MÚSICA COLOMBIANA

ASÍ ESTAREMOS HOY.

miércoles, 16 de abril de 2014

LAS DIABLURAS DE LA MAMÁ

Se derrumba el hogar de los ancestros.

El pueblo de Copacabana para aquel entonces, eran extensiones de mangas, guayabales, arbustos de mata-ratón, elegantes sauces y árboles de búcaros por donde corrían estrepitosamente grandes iguanas, que le temían a las ‘pernicias’ de los muchachos. Detrás del hogar estaba el lugar que la buena mamá, había hecho su zona de descanso en las horas de la tarde, cuando la casa tapaba el poniente del sol y el refrescante viento se venía encajonado entre las dos cordilleras de norte a sur. No se separaban de ella, unas pocas gallinas que pastaban y comían grillos a su alrededor y menos podían faltar en aquel remanso de paz, Mirto, el perro y Pepe, el gato, aunque lo hacía con cautela por la presencia del can. Ella (la madre), con su vestido fresco en que abundaban las flores era la estampa diaria acompañada por el hijo menor, que ya había tomado el chocolate (que en Antioquia, se llama el ‘algo parviao’), después de salir de la escuela de don Jesús.
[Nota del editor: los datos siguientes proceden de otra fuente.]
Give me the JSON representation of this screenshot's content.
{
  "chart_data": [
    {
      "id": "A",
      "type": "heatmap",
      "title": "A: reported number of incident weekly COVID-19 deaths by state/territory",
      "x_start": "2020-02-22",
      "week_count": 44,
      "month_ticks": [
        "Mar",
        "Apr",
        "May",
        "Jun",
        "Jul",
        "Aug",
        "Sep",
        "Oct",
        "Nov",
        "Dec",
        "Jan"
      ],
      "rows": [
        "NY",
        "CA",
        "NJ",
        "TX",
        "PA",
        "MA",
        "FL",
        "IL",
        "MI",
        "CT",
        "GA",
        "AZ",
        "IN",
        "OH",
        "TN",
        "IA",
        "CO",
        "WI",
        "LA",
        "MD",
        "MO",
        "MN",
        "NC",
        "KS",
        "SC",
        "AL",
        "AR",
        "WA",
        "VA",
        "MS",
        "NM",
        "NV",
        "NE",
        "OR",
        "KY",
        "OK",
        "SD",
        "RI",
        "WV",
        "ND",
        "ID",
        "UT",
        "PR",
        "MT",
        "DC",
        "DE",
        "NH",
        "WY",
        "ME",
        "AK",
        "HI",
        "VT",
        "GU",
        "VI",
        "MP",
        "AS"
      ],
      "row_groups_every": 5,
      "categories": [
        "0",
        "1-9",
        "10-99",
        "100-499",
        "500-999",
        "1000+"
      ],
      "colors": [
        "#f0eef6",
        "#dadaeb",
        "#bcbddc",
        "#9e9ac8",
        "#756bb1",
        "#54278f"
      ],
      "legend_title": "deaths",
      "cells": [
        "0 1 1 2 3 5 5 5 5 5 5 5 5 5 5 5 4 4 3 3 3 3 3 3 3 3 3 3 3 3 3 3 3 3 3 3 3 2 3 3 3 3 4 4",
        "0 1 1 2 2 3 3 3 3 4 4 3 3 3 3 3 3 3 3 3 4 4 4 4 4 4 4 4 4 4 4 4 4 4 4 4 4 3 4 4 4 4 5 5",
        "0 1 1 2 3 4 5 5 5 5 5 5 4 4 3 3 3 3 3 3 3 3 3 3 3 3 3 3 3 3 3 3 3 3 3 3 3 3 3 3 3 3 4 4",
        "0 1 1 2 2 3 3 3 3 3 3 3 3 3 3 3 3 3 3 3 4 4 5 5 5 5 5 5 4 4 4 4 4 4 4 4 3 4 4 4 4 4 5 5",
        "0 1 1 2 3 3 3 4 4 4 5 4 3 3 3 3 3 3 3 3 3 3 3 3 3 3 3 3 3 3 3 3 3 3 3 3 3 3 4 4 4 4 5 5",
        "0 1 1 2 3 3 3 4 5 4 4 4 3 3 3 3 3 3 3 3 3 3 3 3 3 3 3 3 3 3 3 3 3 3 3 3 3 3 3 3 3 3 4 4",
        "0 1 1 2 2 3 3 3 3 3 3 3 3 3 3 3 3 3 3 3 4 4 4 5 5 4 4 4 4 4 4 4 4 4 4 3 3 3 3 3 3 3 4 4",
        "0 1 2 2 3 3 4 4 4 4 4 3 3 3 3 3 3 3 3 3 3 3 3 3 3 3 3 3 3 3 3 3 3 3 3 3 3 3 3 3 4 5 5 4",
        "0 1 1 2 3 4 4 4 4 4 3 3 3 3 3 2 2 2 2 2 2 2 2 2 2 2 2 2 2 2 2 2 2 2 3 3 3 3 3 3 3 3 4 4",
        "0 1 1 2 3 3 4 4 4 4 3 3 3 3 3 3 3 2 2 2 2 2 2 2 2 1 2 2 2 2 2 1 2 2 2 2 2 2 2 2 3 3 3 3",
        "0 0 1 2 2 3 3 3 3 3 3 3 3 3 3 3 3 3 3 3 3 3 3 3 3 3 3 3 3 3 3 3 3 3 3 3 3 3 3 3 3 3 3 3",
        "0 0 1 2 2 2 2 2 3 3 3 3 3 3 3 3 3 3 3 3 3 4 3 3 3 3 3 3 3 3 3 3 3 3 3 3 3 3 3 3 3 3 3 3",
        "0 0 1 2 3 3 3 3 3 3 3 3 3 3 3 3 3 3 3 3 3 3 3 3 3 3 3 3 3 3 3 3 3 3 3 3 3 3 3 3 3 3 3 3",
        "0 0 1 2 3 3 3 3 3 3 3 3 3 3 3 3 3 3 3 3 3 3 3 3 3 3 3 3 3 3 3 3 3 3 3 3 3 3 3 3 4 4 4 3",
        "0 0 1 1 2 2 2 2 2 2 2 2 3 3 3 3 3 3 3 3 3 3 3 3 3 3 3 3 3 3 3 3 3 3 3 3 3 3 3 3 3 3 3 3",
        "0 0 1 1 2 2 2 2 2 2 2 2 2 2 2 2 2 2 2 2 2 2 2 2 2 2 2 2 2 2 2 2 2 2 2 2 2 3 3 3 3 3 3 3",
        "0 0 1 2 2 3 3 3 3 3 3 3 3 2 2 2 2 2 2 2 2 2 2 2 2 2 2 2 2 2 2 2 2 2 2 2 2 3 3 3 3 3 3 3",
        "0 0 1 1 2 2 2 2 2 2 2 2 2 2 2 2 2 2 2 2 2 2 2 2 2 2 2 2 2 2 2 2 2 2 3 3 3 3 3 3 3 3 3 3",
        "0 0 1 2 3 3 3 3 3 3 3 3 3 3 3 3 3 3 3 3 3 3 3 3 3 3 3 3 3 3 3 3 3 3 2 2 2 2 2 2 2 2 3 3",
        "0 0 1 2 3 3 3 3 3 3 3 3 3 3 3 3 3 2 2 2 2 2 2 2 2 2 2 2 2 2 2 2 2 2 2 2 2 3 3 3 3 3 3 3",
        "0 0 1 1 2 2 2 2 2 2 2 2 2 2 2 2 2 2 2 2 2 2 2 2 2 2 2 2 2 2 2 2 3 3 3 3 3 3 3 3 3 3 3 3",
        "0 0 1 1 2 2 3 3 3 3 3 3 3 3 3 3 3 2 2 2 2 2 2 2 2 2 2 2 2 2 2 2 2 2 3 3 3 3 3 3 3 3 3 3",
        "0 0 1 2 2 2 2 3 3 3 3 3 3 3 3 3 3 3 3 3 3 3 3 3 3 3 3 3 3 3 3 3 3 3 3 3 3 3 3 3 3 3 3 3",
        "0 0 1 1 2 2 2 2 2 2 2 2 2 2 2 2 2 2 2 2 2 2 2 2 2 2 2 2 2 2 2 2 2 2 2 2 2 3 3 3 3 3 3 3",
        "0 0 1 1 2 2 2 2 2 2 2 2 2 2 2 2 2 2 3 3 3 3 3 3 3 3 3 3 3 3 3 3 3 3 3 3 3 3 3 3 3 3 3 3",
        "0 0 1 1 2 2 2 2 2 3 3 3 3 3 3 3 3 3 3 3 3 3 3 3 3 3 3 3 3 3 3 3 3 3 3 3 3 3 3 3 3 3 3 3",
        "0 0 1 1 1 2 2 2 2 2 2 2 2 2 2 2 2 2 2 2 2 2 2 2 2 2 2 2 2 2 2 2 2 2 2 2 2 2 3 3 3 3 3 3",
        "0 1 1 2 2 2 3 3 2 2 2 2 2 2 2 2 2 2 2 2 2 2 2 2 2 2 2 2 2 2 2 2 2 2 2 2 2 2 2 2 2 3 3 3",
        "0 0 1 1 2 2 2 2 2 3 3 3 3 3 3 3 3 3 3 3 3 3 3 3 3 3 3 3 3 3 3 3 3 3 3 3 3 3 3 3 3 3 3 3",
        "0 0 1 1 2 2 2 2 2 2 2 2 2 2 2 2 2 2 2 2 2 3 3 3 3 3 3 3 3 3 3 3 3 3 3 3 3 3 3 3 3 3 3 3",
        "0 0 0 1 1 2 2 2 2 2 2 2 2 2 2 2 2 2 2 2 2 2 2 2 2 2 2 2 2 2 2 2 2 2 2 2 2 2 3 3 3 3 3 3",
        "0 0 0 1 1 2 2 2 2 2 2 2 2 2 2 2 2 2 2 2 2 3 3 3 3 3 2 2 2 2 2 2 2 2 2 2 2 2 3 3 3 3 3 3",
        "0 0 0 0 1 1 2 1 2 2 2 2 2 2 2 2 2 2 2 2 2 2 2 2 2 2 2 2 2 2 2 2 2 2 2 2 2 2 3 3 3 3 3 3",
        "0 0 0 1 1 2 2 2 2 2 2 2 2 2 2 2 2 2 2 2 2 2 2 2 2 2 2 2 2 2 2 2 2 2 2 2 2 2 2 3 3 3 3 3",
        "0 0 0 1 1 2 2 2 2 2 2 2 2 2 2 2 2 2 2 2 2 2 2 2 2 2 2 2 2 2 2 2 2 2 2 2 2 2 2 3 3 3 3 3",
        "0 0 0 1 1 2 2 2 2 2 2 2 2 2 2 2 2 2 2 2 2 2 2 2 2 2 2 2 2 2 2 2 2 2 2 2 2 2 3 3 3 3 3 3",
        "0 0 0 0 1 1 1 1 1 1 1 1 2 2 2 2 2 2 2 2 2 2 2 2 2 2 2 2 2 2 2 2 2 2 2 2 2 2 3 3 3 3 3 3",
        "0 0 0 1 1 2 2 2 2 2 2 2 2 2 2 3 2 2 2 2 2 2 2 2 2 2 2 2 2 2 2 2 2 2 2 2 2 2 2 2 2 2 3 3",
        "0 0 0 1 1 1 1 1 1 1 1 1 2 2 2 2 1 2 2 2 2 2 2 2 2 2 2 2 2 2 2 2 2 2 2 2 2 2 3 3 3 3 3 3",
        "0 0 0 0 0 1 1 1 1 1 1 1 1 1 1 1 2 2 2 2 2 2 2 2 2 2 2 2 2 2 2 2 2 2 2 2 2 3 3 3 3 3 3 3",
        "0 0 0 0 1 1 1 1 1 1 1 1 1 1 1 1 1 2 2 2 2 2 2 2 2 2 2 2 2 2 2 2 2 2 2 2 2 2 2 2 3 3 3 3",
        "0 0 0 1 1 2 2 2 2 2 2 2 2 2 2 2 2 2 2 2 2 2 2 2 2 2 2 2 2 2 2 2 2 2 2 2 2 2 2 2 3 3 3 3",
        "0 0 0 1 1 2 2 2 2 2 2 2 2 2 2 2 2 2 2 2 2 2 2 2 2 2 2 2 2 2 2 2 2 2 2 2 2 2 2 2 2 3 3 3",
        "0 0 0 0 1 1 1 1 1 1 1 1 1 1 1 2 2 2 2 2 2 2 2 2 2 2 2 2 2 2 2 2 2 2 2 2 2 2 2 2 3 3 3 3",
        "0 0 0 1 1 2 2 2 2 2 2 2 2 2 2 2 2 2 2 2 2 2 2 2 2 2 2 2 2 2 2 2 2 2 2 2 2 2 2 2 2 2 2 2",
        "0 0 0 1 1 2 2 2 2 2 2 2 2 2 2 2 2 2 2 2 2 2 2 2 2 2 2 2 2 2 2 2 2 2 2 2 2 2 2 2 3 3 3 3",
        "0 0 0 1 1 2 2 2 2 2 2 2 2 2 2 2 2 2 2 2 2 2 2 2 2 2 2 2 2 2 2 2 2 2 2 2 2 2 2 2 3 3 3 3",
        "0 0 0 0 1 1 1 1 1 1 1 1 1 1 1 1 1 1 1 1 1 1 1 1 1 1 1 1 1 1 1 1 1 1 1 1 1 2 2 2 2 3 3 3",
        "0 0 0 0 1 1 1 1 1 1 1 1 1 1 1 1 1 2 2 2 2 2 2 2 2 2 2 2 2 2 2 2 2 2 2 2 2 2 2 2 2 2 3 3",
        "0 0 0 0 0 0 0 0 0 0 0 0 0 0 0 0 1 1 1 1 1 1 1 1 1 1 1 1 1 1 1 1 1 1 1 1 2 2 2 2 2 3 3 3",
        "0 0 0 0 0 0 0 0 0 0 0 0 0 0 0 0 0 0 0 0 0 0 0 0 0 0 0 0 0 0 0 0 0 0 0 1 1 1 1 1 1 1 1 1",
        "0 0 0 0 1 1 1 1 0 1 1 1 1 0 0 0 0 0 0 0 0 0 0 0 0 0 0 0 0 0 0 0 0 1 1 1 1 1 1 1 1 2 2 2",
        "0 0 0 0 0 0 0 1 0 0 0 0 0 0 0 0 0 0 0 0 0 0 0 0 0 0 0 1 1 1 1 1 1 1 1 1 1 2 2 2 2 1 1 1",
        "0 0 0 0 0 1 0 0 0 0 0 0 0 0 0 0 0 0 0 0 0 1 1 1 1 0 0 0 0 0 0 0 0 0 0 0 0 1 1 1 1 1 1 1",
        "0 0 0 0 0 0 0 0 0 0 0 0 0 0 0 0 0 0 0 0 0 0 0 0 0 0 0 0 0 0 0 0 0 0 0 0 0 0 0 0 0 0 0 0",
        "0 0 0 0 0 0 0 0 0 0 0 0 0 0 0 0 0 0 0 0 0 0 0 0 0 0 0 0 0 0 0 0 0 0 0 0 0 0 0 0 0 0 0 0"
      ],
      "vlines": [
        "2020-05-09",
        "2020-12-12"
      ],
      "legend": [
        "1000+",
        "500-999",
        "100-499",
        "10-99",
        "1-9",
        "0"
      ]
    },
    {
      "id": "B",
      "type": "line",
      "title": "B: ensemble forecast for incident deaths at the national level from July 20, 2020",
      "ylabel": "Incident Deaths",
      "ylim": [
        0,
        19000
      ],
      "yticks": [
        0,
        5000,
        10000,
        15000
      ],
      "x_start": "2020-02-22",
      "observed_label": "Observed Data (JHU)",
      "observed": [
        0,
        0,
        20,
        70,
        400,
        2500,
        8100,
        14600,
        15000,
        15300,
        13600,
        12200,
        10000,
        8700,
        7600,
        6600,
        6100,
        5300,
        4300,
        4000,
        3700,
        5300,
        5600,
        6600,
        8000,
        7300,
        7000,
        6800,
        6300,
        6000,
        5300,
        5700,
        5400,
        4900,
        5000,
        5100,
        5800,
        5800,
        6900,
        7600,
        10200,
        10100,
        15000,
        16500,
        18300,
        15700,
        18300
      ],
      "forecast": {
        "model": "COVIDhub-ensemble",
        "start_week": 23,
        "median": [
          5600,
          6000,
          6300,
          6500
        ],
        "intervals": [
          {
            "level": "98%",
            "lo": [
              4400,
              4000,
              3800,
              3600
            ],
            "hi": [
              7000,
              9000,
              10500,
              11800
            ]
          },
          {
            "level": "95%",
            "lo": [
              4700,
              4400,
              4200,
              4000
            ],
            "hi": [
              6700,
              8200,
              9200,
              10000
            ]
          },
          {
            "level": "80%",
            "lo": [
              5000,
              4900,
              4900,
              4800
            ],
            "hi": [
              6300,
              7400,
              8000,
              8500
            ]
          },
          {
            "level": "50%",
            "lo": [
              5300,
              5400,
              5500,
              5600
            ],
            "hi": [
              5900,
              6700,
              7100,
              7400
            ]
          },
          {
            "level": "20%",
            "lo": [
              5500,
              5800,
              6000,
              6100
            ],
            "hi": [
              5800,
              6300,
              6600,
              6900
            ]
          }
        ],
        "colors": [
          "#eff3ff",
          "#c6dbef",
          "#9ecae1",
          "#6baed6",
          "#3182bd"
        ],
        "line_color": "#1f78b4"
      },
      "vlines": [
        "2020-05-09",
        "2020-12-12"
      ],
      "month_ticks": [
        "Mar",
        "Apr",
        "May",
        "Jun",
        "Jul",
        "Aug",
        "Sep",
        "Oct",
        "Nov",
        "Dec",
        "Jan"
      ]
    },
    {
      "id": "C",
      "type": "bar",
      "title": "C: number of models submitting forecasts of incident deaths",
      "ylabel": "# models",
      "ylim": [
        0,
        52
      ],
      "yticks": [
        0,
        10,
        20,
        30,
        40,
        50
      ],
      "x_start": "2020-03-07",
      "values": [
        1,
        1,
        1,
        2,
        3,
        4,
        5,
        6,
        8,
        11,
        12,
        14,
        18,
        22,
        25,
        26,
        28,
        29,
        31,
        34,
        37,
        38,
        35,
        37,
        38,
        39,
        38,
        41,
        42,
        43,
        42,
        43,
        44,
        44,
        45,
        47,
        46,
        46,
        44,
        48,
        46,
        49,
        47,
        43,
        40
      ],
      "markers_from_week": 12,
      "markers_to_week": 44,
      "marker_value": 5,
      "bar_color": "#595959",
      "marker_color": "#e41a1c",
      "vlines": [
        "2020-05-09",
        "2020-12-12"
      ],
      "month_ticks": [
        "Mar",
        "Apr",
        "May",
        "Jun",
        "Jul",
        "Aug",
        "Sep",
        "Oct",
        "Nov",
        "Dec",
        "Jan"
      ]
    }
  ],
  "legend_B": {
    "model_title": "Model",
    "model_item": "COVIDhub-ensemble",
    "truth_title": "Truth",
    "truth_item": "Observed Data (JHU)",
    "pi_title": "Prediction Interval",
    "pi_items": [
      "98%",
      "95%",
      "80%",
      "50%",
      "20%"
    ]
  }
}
En ese rincón amable, era el preferido para la matrona descargar evocaciones del pasado, de la niñez intrépida.
Contaba entre risas maliciosas: que alguna ocasión se entró a un solar vecino en que había una marranera y viendo un cochinito pequeño como ella, se le montó encima de un brinco, el animalito lleno de pánico empezó a correr y ella, a no dejarse tumbar agarrándose de las orejas. Dando tumbos como alma que lleva el diablo, la llevaba de aquí para allá; hasta que en su loca carrera y viendo quizás que era la única manera de librarse de la de la delicada carga, se pasó por debajo de un alambrado, quedando la intrigante criatura llena de rayones hechas por las púas que también rasgaron el vestido, quedando pegado el moño de la bata al estacón. Todos gritaban, la mató. Se sacudió la ropa y se puso a llorar.
Al oírla y ver el resplandor de los ojos, enmarcados de malicia, entendía que la progenitora, no fue una pera en dulce y lo lamentaba por la abuelita, que tuvo que soportarla.

Templo de Copacabana a ras de piso
Para la época de aquellas confesiones, fumaba sus cigarrillos Pielroja y, lo hacía con un gusto, que daban ganas de imitarla. Ya sé, de dónde viene éste malvado vicio. Echaba la bocanada de humo y prosiguió: a la escuela iban una o dos veces al año unas señoritas a vacunar. Le tenía pavor al verlas calentar en un estuche plateado las jeringas, sacar del frasquito el líquido con unas agujas grandotas que la llenaban de espanto. Todas las compañeritas iban pasando en fila india, hasta que le tocaba el turno. Ponía el brazo derecho, pero empuñando la mano con toda la fuerza de que era capaz y por ese motivo, reventó la aguja, quedando la mitad incrustada. Pequeña cirugía para extraerla, gritos, llantos y regaños de la directora de la escuela para la traviesa niña hija de los Vélez. Carcajadas del hijo y la madre, en aquel plácido rincón de los recuerdos en la antañona Copacabana.